Site Comparison (Random Forest)

Imaging Site MAE (g/dL) AUC-ROC Sensitivity Specificity
Palpebral Conjunctiva 1.018 0.022 0.610 0.557 0.608
Buccal Mucosa 1.039 0.014 0.593 0.536 0.627
Combined 1.028 0.017 0.599 0.549 0.600
Performance comparison across imaging sites and models
Figure 1. Performance comparison across imaging sites and ML models. Palpebral conjunctiva shows marginally superior AUC-ROC and lower MAE. SVR achieved highest AUC-ROC (0.636) while Random Forest achieved lowest MAE (1.018 g/dL).

Honest assessment: The low R² values (0.014–0.022) indicate that the current pipeline explains very little variance in haemoglobin levels. The primary contributions are the validated 600-patient paired dataset, the end-to-end pipeline infrastructure, and the comparative evidence that conjunctival imaging outperforms buccal mucosa. These represent a foundation for deeper architectures, not a deployment-ready diagnostic.

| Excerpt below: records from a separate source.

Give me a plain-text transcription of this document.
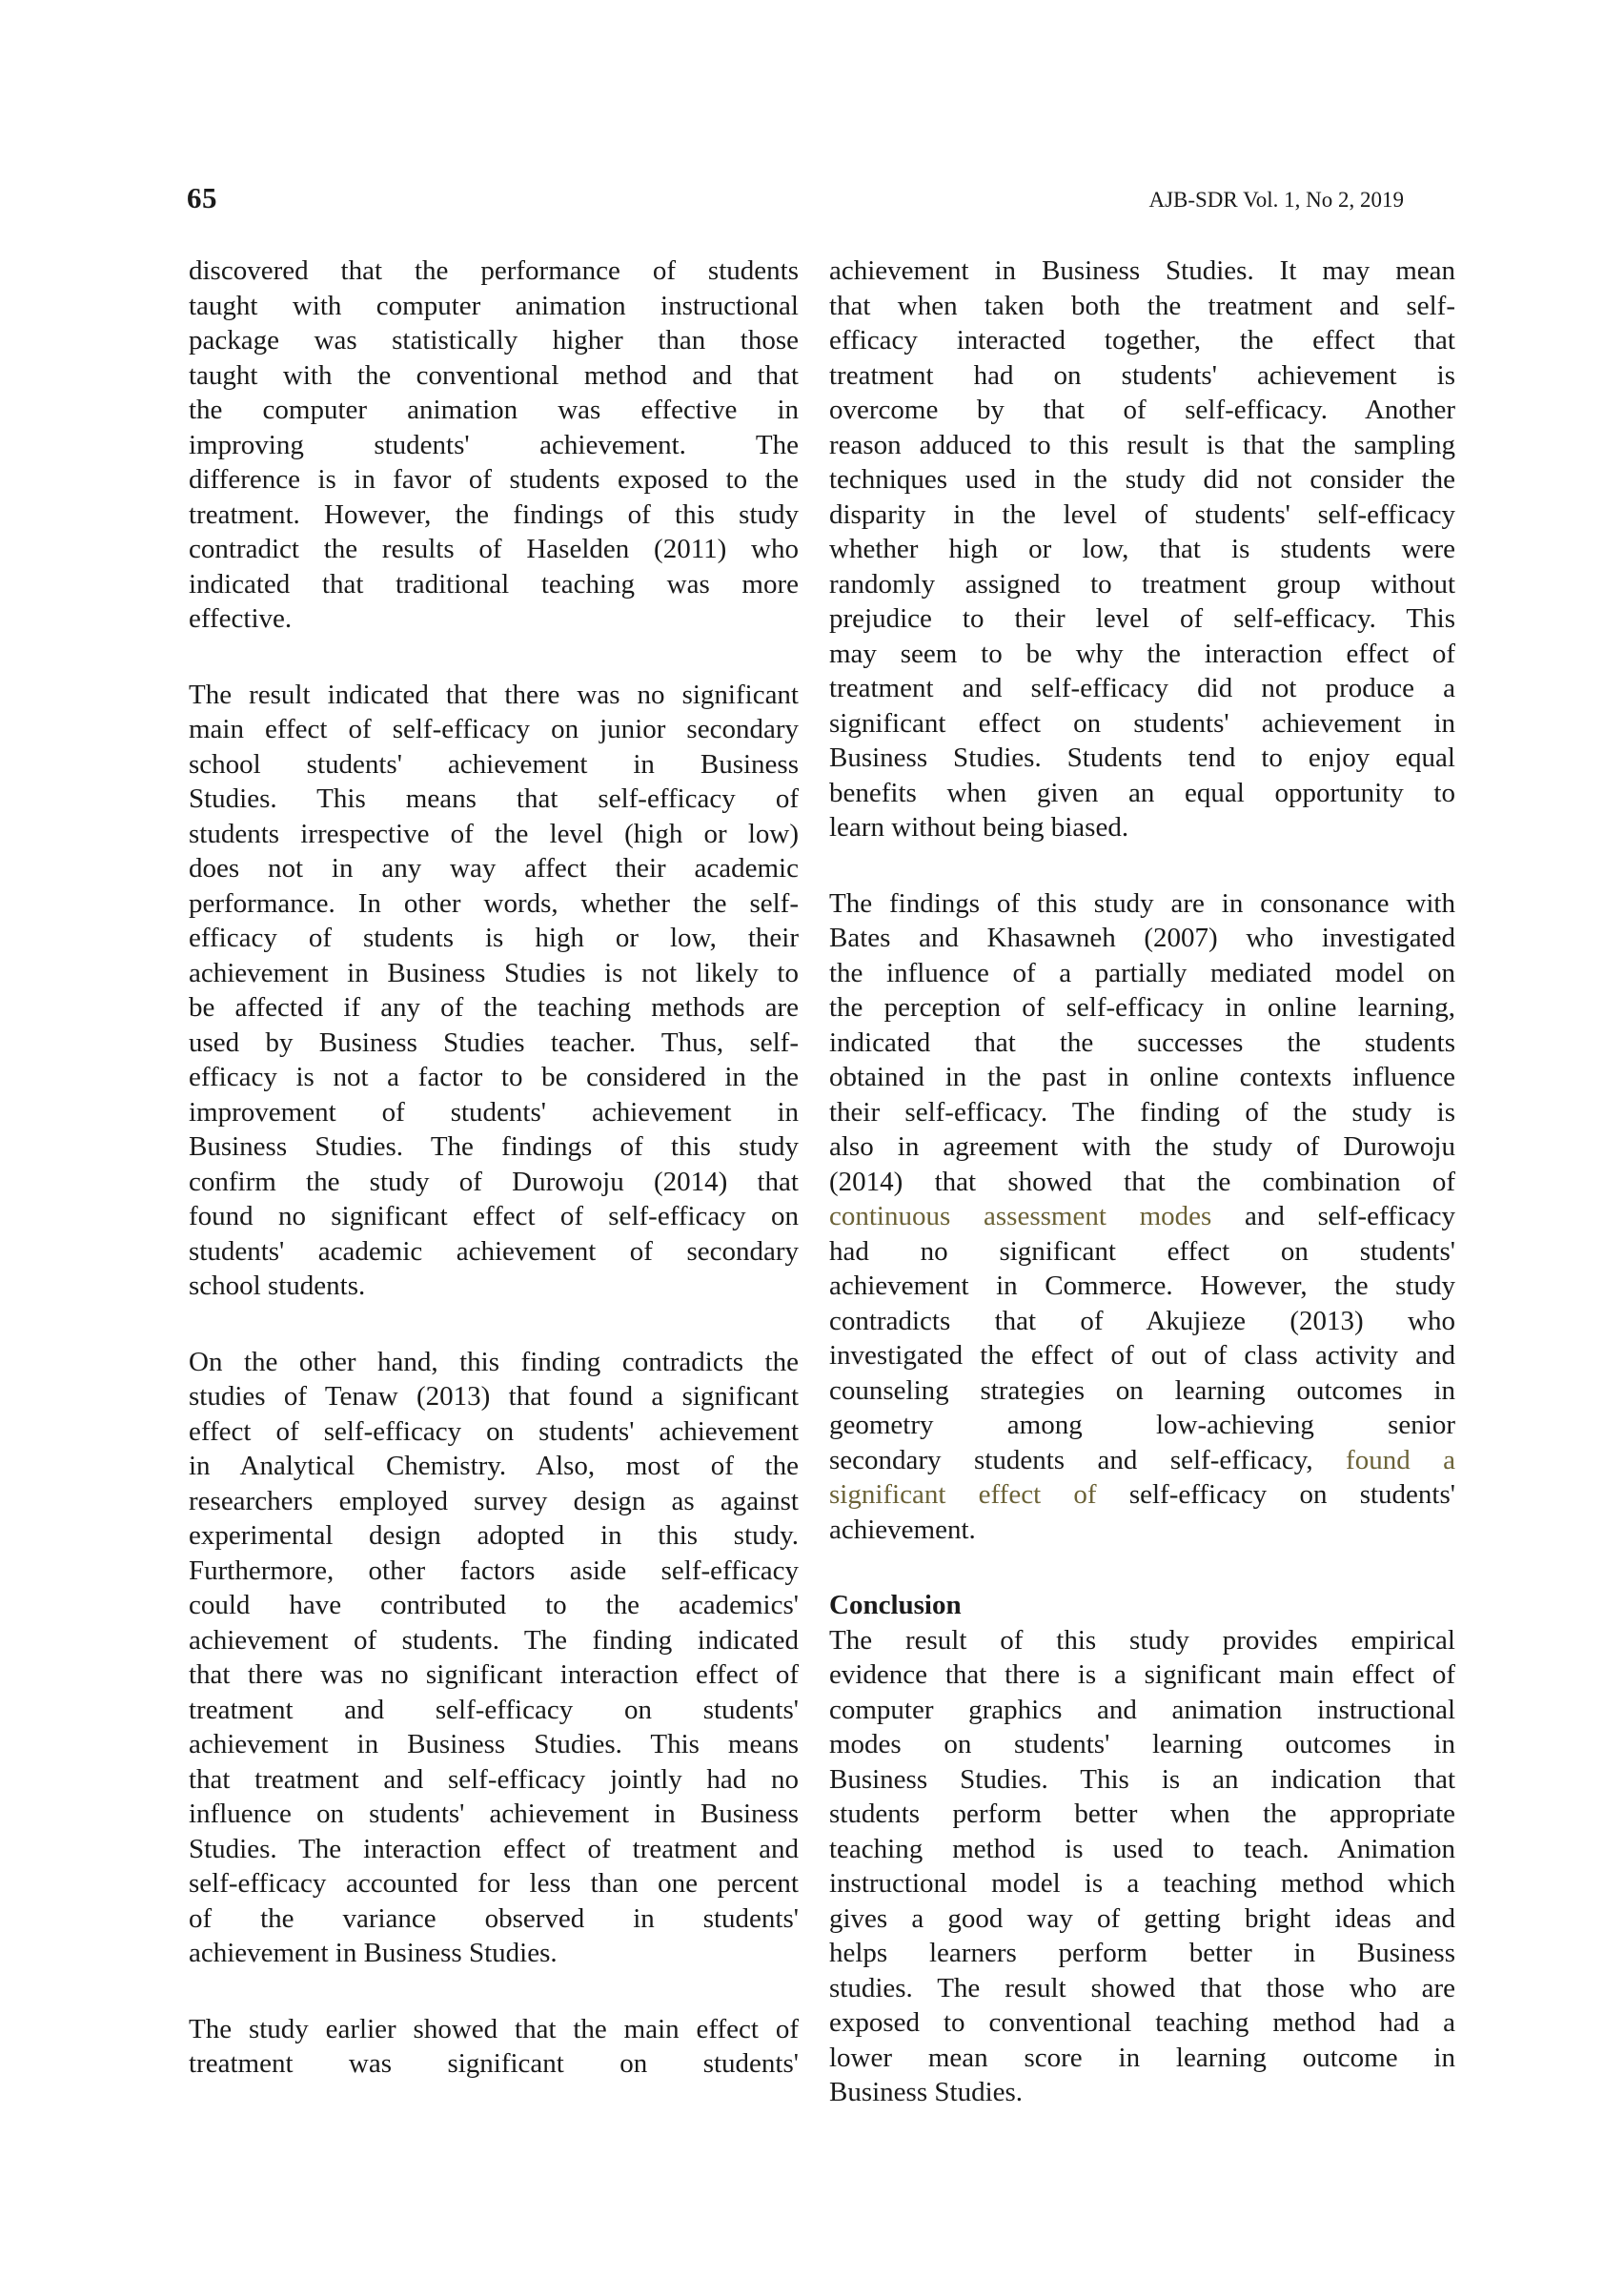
65	AJB-SDR Vol. 1, No 2, 2019
discovered that the performance of students
taught with computer animation instructional
package was statistically higher than those
taught with the conventional method and that
the computer animation was effective in
improving students' achievement. The
difference is in favor of students exposed to the
treatment. However, the findings of this study
contradict the results of Haselden (2011) who
indicated that traditional teaching was more
effective.
The result indicated that there was no significant
main effect of self-efficacy on junior secondary
school students' achievement in Business
Studies. This means that self-efficacy of
students irrespective of the level (high or low)
does not in any way affect their academic
performance. In other words, whether the self-
efficacy of students is high or low, their
achievement in Business Studies is not likely to
be affected if any of the teaching methods are
used by Business Studies teacher. Thus, self-
efficacy is not a factor to be considered in the
improvement of students' achievement in
Business Studies. The findings of this study
confirm the study of Durowoju (2014) that
found no significant effect of self-efficacy on
students' academic achievement of secondary
school students.
On the other hand, this finding contradicts the
studies of Tenaw (2013) that found a significant
effect of self-efficacy on students' achievement
in Analytical Chemistry. Also, most of the
researchers employed survey design as against
experimental design adopted in this study.
Furthermore, other factors aside self-efficacy
could have contributed to the academics'
achievement of students. The finding indicated
that there was no significant interaction effect of
treatment and self-efficacy on students'
achievement in Business Studies. This means
that treatment and self-efficacy jointly had no
influence on students' achievement in Business
Studies. The interaction effect of treatment and
self-efficacy accounted for less than one percent
of the variance observed in students'
achievement in Business Studies.
The study earlier showed that the main effect of
treatment was significant on students'
achievement in Business Studies. It may mean
that when taken both the treatment and self-
efficacy interacted together, the effect that
treatment had on students' achievement is
overcome by that of self-efficacy. Another
reason adduced to this result is that the sampling
techniques used in the study did not consider the
disparity in the level of students' self-efficacy
whether high or low, that is students were
randomly assigned to treatment group without
prejudice to their level of self-efficacy. This
may seem to be why the interaction effect of
treatment and self-efficacy did not produce a
significant effect on students' achievement in
Business Studies. Students tend to enjoy equal
benefits when given an equal opportunity to
learn without being biased.
The findings of this study are in consonance with
Bates and Khasawneh (2007) who investigated
the influence of a partially mediated model on
the perception of self-efficacy in online learning,
indicated that the successes the students
obtained in the past in online contexts influence
their self-efficacy. The finding of the study is
also in agreement with the study of Durowoju
(2014) that showed that the combination of
continuous assessment modes and self-efficacy
had no significant effect on students'
achievement in Commerce. However, the study
contradicts that of Akujieze (2013) who
investigated the effect of out of class activity and
counseling strategies on learning outcomes in
geometry among low-achieving senior
secondary students and self-efficacy, found a
significant effect of self-efficacy on students'
achievement.
Conclusion
The result of this study provides empirical
evidence that there is a significant main effect of
computer graphics and animation instructional
modes on students' learning outcomes in
Business Studies. This is an indication that
students perform better when the appropriate
teaching method is used to teach. Animation
instructional model is a teaching method which
gives a good way of getting bright ideas and
helps learners perform better in Business
studies. The result showed that those who are
exposed to conventional teaching method had a
lower mean score in learning outcome in
Business Studies.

Despite modest model performance, the contribution is infrastructural. This work establishes a reproducible, colour-calibrated capture protocol replicable across any smartphone; a curated dataset of 600 paired image–laboratory observations from a real clinical cohort; and evidence that palpebral conjunctiva provides a stronger imaging signal than buccal mucosa, guiding future research toward the more informative anatomical site.

In the context of postpartum haemorrhage triage, where any haemoglobin estimate — even approximate — outperforms having no information at all, a screening tool with MAE of ~1 g/dL could differentiate severe anaemia from normal levels, enabling triage decisions that currently rely on subjective pallor assessment alone.

Dataset & Infrastructure Contribution

600 standardised, colour-calibrated smartphone images paired with laboratory haemoglobin values from pregnant women in a resource-limited Indian clinical setting — a dataset designed for foundation model fine-tuning and transfer learning that could substantially improve on the classical ML baseline reported here.

The immediate next step is applying pretrained medical vision foundation models (BiomedCLIP, PubMedCLIP) via transfer learning, replacing handcrafted colour features with deep learned representations. We are also exploring whether a vision transformer fine-tuned on conjunctival images alone — without sociodemographic features — can outperform the current multi-modal pipeline, simplifying deployment to a single-photo screening tool.

Longer-term goals include multi-site validation across diverse populations and smartphone hardware, integration with the COGNIT semantic protocol for real-time triage transmission, and a prospective clinical trial comparing smartphone-based screening against standard laboratory testing in community health worker settings.